Understanding the Vocational Call

Friday, Mar. 18, 2016
By Special to the Intermountain Catholic

“The church in the United States is witnessing not just the birth of a new vocation in ministry. It is witnessing the emergence of a new process for calling people to ministry. Once we recognize that God calls individuals through the community, we can see in the story of lay ecclesial ministry the community actively calling through the voices of many members. To move forward in our theology of vocation will require imagining a new and active ecclesiology, one in which the church is not just the assembly of those called but the company of those who call.” Edward Hahnenberg (“America” magazine, Oct. 9, 2006)
Throughout the history of lay ecclesial ministry in the United States, the Holy Spirit has been moving. Following the Second Vatican Council in the 1960s, the People of God gained new understandings about their innate dignity as the baptized and large numbers of lay men and women responded to their baptismal calls by presenting themselves to serve the Church’s mission. All are called to holiness, the bishops reminded us. 

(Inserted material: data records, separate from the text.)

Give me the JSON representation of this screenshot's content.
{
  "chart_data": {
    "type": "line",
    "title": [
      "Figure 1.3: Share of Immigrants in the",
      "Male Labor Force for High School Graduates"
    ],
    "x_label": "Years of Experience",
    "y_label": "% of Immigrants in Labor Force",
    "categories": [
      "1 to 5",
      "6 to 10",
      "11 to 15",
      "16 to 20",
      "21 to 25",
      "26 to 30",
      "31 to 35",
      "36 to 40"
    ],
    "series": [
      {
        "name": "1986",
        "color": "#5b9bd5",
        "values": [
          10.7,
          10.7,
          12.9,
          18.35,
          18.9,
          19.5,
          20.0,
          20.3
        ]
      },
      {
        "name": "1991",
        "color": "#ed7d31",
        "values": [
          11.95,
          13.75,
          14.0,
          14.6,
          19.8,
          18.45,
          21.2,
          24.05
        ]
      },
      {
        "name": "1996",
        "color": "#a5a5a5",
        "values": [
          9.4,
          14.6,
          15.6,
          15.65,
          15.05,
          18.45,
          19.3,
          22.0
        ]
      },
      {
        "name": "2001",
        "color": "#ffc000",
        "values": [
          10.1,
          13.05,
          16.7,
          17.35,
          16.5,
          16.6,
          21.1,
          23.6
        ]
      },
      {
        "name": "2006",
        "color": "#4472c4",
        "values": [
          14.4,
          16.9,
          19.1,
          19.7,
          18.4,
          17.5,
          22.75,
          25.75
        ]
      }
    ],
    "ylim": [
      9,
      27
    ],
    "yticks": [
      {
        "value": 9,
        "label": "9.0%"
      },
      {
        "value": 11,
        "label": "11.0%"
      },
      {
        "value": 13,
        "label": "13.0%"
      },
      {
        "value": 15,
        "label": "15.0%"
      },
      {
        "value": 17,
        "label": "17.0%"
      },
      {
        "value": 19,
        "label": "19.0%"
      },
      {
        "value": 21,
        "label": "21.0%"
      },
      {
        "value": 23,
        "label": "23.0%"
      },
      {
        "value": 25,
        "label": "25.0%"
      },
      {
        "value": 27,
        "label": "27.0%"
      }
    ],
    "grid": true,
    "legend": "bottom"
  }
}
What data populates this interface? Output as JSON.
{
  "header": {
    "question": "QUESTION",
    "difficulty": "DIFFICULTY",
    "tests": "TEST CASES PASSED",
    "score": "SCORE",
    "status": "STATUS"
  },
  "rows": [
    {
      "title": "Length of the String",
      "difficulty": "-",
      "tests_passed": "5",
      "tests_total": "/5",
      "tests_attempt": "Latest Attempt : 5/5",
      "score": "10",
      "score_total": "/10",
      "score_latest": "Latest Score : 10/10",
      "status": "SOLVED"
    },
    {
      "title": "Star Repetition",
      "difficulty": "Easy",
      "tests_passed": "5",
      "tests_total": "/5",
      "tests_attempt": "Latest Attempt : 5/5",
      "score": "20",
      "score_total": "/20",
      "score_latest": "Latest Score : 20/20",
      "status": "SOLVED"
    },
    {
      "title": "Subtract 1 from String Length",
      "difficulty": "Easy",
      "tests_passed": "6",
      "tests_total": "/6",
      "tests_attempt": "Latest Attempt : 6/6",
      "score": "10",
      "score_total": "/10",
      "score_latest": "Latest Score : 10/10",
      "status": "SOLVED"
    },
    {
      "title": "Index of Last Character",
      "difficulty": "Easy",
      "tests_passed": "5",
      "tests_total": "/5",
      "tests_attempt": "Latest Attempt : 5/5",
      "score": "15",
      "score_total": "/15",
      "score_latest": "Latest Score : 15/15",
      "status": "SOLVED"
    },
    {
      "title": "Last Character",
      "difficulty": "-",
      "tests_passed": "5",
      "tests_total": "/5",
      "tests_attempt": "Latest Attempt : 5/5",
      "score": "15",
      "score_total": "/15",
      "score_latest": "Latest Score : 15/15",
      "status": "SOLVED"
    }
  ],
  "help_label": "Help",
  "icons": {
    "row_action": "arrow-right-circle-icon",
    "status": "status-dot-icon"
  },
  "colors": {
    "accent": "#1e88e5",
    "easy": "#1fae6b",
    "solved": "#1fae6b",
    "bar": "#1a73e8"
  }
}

This movement was a grassroots response, often centered in the parish where laity discerned their vocations to ministry. Catholic colleges and universities supported requests for lay formation and offered innovative courses in pastoral ministry. Parishes were blessed with new lay leadership. During successive decades, the U. S. Bishops observed and carefully discussed this rapidly growing lay movement. Their dedicated study resulted in the USCCB’s 2005 document Co-Workers in the Vineyard of the Lord.
During this rapid growth that continues today, some people pondered that the old language around vocation no longer seemed to fit. Prior to Vatican II, Catholics associated the term vocation with a state in life. 
For many, this understanding continued after the Council. As a religious education teacher, I heard numerous talks on the three states of vocation: marriage, religious life and the ordained priesthood. At Mass, we prayed the important and familiar petition: for an increase in vocations to the priesthood and religious life, especially in this diocese. Gradually intercessions began to reflect a significant shift in vocational understanding. 
Understanding grew. Meanwhile, religious education texts continued to present vocations as one’s permanent state in life. 
A vocation was defined as a mysterious individual call from God containing a strong attraction to a permanent lifestyle. The pastor, priest-formators and ultimately the bishop determined the validity of a candidate’s vocational call to ordination. The religious explained their charisms to students and the teachings on marriage as a vocation remained basically unchanged. 
In our diocese, the permanent diaconate formation program emerged during the 1970s. Vatican II had restored the ancient order and candidates were usually married men whose vocational call to ordination was affirmed by wives and children and approved by the hierarchy. The vocational model as a state in life was undergoing change.
 In the 1990s, we began to hear powerful stories of lay ecclesial ministry candidates, married or single, who shared how their encouragement from pastors, friends, family and parish members shaped their ministry. 
I met devoted laity, married and single, who had long served the local Church in leadership positions but whose service was not necessarily a lifetime commitment. The three vocational calls of priesthood, religious life and marriage based upon the permanent state did not fully describe their vocations to lay ecclesial ministry. 
In the new millennium, many rediscovered the conciliar teaching that the priesthood of the faithful is shared by all through baptism and, as Edward Hahnenberg observed in a 2006 article in America magazine, quoting Vatican II’s Dogmatic Constitution on the Church, “whether they belong to the hierarchy or are cared for by it,” all are called by God to holiness. After centuries of discussion and three Councils, Hahnenberg noted, “the Vatican officially ceded the point: Everyone has a vocation.”
An emerging model of church embodies this deeper understanding. Through baptism, we become the Body of Christ, but refined vocational calls exist and arise within that unified Body. 
The Holy Spirit works through the Christian community and calls some men to ordination. Some men and women are called to the religious life. 
The People of God may be called to varied leadership roles such as teachers, evangelizers, youth or religious education leaders, liturgical music directors, master catechists, finance directors, R.C.I.A. directors, pastoral assistants, jail ministers. 
These calls include the married and single. The periods of service vary and the entire faith community plays an important part in vocational discernment. Most lay persons witness to the faith in everyday encounters at home, in the community and in the workplace, all of which provide daily opportunities to live out the Gospel message. 
There are many agents of God’s call and the Spirit works in mysterious and wonderful ways to help us realize and say “yes” to our vocational calls.